Think of this, all ye light-hearted, and consider whether with this thought you can read the last chapters of the four Gospels without fear and trembling.

And then to bring images of what was done to Jesus on Good Friday to his congregation's mind's eye, Newman cites verses from the Gospels of John, Matthew, and Luke (John 18:22, Matthew 26:67, Luke 22:63-65, Luke 23:11, John 19:1-5, Luke 23:33), recounting how Jesus was struck, mocked, brutalized, scourged, nailed to a cross, exposed, and pierced.

Then he exhorted them to think about that suffering and Who suffered it:

Now I bid you consider that that Face, so ruthlessly smitten, was the Face of God Himself; the Brows bloody with the thorns, the sacred Body exposed to view and lacerated with the scourge, the Hands nailed to the Cross, and, afterwards, the Side pierced with the spear; it was the Blood, and the sacred Flesh, and the Hands, and the Temples, and the Side, and the Feet of God Himself, which the frenzied multitude then gazed upon. This is so fearful a thought, that when the mind first masters it, surely it will be difficult to think of any thing else; so that, while we think of it, we must pray God to temper it to us, and to give us strength to think of it rightly, lest it be too much for us.
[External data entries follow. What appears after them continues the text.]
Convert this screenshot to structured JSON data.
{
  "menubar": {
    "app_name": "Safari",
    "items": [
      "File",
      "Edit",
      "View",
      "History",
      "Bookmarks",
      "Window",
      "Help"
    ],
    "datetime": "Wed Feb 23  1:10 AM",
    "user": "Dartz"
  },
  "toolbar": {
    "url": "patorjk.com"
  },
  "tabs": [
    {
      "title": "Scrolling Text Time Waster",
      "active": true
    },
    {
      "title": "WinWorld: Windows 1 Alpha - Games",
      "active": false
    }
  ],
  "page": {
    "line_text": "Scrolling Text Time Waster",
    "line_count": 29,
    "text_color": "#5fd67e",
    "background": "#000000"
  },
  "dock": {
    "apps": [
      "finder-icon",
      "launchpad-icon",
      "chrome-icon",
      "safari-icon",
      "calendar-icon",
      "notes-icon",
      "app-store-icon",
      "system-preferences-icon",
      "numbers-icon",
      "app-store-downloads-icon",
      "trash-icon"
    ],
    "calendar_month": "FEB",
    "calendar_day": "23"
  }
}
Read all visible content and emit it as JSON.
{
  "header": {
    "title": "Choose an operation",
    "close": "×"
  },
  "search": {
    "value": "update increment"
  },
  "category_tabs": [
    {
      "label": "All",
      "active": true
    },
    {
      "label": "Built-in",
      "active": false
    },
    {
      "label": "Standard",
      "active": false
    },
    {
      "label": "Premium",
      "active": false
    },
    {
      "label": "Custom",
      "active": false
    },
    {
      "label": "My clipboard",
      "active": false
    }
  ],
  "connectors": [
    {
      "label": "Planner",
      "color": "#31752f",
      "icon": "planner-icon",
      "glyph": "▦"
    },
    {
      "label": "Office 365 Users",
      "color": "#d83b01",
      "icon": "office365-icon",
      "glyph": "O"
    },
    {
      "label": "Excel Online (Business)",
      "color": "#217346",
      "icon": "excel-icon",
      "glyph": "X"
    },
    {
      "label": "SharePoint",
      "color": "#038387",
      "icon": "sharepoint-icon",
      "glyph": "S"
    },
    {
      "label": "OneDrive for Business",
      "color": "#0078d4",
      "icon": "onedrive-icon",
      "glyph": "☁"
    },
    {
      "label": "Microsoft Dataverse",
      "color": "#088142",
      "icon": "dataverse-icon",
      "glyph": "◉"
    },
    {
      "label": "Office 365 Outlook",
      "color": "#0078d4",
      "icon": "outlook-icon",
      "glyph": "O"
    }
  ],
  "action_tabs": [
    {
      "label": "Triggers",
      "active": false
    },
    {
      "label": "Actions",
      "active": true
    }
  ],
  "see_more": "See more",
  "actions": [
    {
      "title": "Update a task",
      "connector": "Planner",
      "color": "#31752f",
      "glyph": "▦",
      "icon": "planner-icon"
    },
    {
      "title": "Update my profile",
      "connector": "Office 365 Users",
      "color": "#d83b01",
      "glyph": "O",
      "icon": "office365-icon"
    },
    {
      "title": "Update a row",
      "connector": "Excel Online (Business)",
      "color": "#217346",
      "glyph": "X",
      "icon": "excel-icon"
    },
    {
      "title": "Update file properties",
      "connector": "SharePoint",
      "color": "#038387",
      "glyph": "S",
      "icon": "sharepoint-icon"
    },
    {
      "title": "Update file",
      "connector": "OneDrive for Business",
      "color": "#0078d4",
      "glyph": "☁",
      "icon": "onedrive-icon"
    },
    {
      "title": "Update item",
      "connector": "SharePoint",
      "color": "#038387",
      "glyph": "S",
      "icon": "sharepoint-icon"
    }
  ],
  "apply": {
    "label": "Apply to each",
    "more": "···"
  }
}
But Newman must also remind us that Christ's sufferings, for which we should feel great compassion, also were the means of our salvation, because He endured these agonies in our human nature through His Incarnation and thus redeemed it and us:

We believe, then, that when Christ suffered on the cross, our nature suffered in Him. . . . The Son of God then took our nature on Him, that in Him it might do and suffer what in itself was impossible to it. What it could not effect of itself, it could effect in Him. He carried it about Him through a life of penance. He carried it forward to agony and death. In Him our sinful nature died and rose again. When it died in Him on the cross, that death was its new creation. In Him it satisfied its old and heavy debt; for the presence of His Divinity gave it transcendent merit. . . And thus, when it had been offered up upon the Cross, and was made perfect by suffering, it became the first-fruits of a new man. It became a Divine leaven of holiness for the new birth and spiritual life of as many as should receive it. And thus, as the Apostle says, "If one died for all, then did all die" (2 Cor. 5:14); "our old man is crucified in Him, that the body of sin might be destroyed" (Romans 6:6); and "he made us alive together with Christ . . . and raised us up with Him in the heavenly places with Christ Jesus." (Ephesians 2:5-6)

This is great meditation for Holy Week as we remember the Passion of Our Lord through the Holy Triduum. 

Blood of Christ, shed profusely in the Scourging, save us.
Blood of Christ, flowing forth in the Crowning with Thorns, save us.
Blood of Christ, poured out on the Cross, save us.

Best wishes for a holy and blessed Holy Week!